|THEM-Baby Please Don't Go/Gloria UK Decca F12018 1964|
One of my greatest TV memories was Xmas of 1984 and getting a VCR and my dad and I going to the nearby supermarket (which was open!) and rented a "Ready! Steady! Go!" VHS tape and seeing Them perform "Baby Please Don't Go" on it. I don't know if I had known anything about them prior to this but my mind was suitably blown by what I was hearing.
Without resorting to their entire band history, Them were an r&b quartet from Belfast led by one Ivan "Van" Morrison a blues/jazz/r&b aficionado. Signed to Decca, the band's debut single "Don't Start Crying Now" (Decca F 11973, September 1964) failed to garner much attention, but it's follow up "Baby Please Don't Go" (November 1964) rose to #10. I'm not going to wade into the ongoing debate of who played the distinctive riff (Jimmy Page or band guitarist Billy Harrison) on the track but I will debate Them's inspiration for the track.
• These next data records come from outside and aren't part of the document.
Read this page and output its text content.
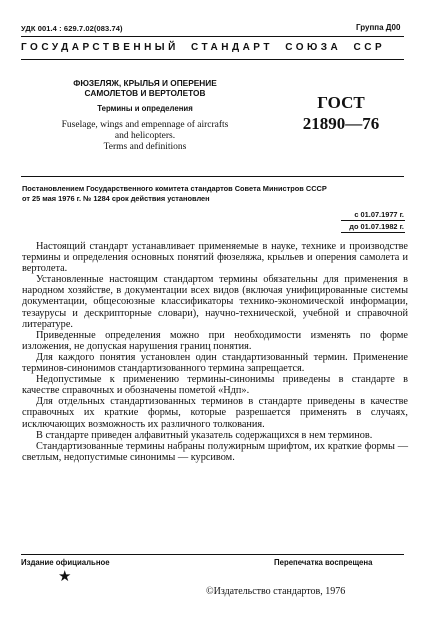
УДК 001.4 : 629.7.02(083.74)	Группа Д00
ГОСУДАРСТВЕННЫЙ СТАНДАРТ СОЮЗА ССР
ФЮЗЕЛЯЖ, КРЫЛЬЯ И ОПЕРЕНИЕ
САМОЛЕТОВ И ВЕРТОЛЕТОВ
Термины и определения
Fuselage, wings and empennage of aircrafts
and helicopters.
Terms and definitions
ГОСТ
21890—76
Постановлением Государственного комитета стандартов Совета Министров СССР
от 25 мая 1976 г. № 1284 срок действия установлен
с 01.07.1977 г.
до 01.07.1982 г.

Настоящий стандарт устанавливает применяемые в науке, технике и производстве термины и определения основных понятий фюзеляжа, крыльев и оперения самолета и вертолета.

Установленные настоящим стандартом термины обязательны для применения в народном хозяйстве, в документации всех видов (включая унифицированные системы документации, общесоюзные классификаторы технико-экономической информации, тезаурусы и дескрипторные словари), научно-технической, учебной и справочной литературе.

Приведенные определения можно при необходимости изменять по форме изложения, не допуская нарушения границ понятия.

Для каждого понятия установлен один стандартизованный термин. Применение терминов-синонимов стандартизованного термина запрещается.

Недопустимые к применению термины-синонимы приведены в стандарте в качестве справочных и обозначены пометой «Ндп».

Для отдельных стандартизованных терминов в стандарте приведены в качестве справочных их краткие формы, которые разрешается применять в случаях, исключающих возможность их различного толкования.

В стандарте приведен алфавитный указатель содержащихся в нем терминов.

Стандартизованные термины набраны полужирным шрифтом, их краткие формы — светлым, недопустимые синонимы — курсивом.

Издание официальное
★
Перепечатка воспрещена
©Издательство стандартов, 1976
It's been stated that John Lee Hooker's version is the basis of their version but I'm inclined to believe that Mose Allison's interpretation also played a part. Regardless Them's version with it's driving riff with tremolo arm action and the zooming bass line backed with Van Morrison's wailing harp and distinct blues shouting makes it instantly recognizable. There has never been a version like this and there probably will never be.
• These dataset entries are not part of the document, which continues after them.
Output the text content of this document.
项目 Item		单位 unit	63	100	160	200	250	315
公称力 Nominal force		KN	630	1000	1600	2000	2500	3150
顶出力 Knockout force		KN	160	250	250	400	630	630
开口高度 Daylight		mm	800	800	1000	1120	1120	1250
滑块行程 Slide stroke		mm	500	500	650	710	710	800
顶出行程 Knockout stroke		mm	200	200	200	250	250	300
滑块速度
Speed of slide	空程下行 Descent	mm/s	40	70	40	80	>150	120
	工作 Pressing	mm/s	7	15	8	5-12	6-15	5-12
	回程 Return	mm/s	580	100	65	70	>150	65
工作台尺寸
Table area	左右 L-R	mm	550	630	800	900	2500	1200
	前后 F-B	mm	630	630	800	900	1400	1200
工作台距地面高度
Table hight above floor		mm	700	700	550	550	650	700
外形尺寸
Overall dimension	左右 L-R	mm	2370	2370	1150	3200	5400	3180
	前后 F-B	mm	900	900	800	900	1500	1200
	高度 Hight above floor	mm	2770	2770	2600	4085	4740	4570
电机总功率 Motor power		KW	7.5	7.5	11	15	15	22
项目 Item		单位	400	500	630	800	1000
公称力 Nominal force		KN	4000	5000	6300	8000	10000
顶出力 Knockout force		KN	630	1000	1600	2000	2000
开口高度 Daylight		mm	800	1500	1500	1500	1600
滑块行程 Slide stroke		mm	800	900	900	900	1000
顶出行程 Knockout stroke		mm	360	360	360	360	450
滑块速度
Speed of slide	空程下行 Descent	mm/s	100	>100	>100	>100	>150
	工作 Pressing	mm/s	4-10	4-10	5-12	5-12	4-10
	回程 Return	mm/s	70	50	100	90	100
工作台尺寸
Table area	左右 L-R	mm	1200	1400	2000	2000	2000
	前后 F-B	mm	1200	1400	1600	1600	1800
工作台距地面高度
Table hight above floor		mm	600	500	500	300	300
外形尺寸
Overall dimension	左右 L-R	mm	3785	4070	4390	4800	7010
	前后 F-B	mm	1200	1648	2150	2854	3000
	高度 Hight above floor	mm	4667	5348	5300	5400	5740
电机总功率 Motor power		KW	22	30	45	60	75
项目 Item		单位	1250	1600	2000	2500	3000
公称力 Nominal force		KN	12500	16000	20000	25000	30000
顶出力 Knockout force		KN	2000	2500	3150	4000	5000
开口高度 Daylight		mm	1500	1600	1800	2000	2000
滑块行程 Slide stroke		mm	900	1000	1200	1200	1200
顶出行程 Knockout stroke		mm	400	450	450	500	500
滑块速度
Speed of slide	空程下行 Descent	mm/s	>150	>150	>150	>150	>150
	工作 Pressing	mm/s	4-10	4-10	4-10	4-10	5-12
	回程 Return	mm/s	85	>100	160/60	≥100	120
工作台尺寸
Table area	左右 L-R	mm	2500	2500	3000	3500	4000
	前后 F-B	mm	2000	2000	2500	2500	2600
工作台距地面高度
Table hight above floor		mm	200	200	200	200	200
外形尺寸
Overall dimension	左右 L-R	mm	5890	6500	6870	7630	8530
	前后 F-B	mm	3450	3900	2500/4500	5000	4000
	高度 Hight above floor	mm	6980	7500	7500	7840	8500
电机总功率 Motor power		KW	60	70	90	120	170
|Plugging "Baby Please Don't Go" on "Ready Steady Go!" November 20, 1964|
The flip side is the stuff of legends. Van Morrison's "Gloria" could have been an A-side (it reached #71 in the US where d.j's obviously preferred it to "Baby Please Don't Go"). It's monotonous and simplistic three chord pattern is the perfect stuff of garage band mythology (covered by Americans The Shadows Of Knight it went to #10 in the States in 1966) and Van Morrison's lewd leer about "Gloria" is perfect as the band chugs on half frat rock, half r&b. Iconic.
Both tracks are available in a host of place but my favorite recommendation is the essential 3 CD set from 2016 "The Complete Them 1964-1967" (which alternate versions of both sides and a demo of "Gloria" as well as a live B.B.C. take).